You don’t. You twist through your own complicated, beautiful story of “LET’S JUST TRY THIS.” Sometimes you will find friends to join you, even if it’s just for a night. Sometimes you’ll like them, sometimes you won’t. Sometimes you’ll like yourself, sometimes you won’t.
And sometimes it will work. And sometimes it won’t.
These lists try to make things logical, when they are not. I think that’s what kills me. They try to sell us on the idea that there is a right and wrong way to do things, when there are about a million of both. The ambiguity of “twenty-something” territory is far better suited to awkward songwriting, 2 am storytime, uncomfortably honest prayers, and radically number-less blog posts.
So what, then, are lists good for? They certainly make sense for practical stuff. Studying tips. How to navigate University. Finding an apartment. Cleaning your kitchen. Planning a trip. Getting a job. Quick tips, man.
I have a few of those myself. Perhaps I will write a list some time.
But it won’t be a list that tells you how to feel about your life. It won’t be a list of premature “tips” which are really just jaded rants, personal regret, and #humblebrags.
(Unless the regret is genuinely practical. Like, say, don’t go a year without glasses if you really need glasses. Or, don’t buy a shitty laptop.)

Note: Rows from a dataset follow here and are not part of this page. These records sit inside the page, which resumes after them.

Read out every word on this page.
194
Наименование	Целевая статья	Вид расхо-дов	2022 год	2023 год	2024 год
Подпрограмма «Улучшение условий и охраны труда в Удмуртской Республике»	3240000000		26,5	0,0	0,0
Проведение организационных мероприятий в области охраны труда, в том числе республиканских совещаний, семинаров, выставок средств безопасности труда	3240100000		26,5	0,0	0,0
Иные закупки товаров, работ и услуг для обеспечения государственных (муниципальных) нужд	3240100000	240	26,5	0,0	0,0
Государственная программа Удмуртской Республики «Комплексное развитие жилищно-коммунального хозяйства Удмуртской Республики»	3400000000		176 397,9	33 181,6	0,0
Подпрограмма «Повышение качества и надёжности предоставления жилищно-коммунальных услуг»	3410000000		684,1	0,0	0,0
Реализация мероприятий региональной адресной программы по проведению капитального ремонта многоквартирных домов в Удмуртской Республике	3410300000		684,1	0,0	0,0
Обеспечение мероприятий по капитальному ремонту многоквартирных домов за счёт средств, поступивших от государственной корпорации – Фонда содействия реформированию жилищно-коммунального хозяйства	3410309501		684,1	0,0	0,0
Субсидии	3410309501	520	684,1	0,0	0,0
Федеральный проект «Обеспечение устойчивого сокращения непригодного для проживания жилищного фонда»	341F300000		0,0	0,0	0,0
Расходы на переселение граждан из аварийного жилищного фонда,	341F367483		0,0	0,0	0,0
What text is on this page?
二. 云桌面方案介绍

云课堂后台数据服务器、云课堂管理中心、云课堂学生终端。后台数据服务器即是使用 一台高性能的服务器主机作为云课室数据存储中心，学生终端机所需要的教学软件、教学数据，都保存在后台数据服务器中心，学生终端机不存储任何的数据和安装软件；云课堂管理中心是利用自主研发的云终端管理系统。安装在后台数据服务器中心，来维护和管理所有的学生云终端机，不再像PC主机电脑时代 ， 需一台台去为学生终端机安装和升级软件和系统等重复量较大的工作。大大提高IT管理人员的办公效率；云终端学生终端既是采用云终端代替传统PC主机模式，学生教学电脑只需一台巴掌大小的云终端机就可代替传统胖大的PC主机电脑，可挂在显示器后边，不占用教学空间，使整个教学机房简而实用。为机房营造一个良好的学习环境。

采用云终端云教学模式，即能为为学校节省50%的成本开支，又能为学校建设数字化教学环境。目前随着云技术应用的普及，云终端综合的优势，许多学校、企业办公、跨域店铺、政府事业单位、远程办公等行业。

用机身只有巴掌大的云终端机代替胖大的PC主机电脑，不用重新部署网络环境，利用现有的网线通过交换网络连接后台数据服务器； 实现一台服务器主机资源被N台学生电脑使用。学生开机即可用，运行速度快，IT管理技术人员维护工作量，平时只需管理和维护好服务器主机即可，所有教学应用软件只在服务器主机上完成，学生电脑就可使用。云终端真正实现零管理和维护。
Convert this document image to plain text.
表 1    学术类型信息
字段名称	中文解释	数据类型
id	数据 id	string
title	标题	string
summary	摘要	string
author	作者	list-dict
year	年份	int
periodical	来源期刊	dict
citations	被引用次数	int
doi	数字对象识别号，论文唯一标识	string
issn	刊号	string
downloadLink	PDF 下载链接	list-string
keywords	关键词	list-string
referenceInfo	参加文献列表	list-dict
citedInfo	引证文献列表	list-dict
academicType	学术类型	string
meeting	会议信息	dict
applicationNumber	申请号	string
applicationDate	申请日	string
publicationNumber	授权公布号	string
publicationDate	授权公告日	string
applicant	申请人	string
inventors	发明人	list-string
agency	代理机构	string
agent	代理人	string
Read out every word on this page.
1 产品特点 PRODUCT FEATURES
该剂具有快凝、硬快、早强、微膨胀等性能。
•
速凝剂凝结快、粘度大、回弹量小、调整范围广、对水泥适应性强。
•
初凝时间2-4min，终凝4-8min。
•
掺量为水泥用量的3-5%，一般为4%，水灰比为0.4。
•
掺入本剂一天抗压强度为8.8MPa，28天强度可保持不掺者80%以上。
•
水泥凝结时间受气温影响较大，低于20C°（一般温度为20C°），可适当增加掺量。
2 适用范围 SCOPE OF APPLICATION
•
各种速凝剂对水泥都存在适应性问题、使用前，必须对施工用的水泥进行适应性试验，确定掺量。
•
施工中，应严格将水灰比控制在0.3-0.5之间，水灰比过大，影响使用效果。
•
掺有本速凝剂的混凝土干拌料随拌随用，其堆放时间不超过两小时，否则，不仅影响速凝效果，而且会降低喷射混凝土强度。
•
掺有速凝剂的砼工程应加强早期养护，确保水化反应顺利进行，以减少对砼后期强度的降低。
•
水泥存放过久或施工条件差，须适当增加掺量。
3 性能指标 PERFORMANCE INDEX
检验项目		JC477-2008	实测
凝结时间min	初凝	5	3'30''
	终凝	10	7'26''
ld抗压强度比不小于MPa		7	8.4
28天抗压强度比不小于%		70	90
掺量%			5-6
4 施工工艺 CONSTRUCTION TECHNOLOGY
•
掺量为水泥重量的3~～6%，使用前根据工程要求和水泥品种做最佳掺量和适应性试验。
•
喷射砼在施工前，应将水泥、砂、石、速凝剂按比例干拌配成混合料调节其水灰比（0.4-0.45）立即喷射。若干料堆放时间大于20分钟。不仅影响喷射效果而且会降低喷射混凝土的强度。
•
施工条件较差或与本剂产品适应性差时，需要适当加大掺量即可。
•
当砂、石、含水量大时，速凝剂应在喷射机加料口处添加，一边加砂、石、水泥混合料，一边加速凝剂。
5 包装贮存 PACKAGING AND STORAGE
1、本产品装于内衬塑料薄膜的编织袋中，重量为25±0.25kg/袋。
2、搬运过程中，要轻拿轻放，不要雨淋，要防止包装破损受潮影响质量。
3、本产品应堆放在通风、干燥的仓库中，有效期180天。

I hope that you can be a blogger without having to pretend you know everything–or worse, having to pretend you can put that “everything” into a list. I hope imperfect people and listless lifestyles can fit into the conversation, because…well, because imperfect people and listless lifestyles are the definition of Conversation. And Conversation is what we really need, isn’t it?
Perhaps Sarah Bessey put it best:
I’m not too interested in telling anyone else how to live their lives anymore, let alone in six steps with a pinnable graphic.
Yeah. I’m not too interested in that, either. But I sure am interested in talking about it, and hearing about it, and writing about my tiny/young/fallible/idealistic corner of it. And maybe, sometimes, that will fit into a list.
But, mostly, my life isn’t about quick tips. Neither is yours. It’s about celebrating and mourning, sometimes at the same time. It’s about getting confused and getting the giggles. It’s the word “Oops,” and it’s the word “Love,” and it’s feeling unsure.
And I’m sorry, but there’s no number on any of that.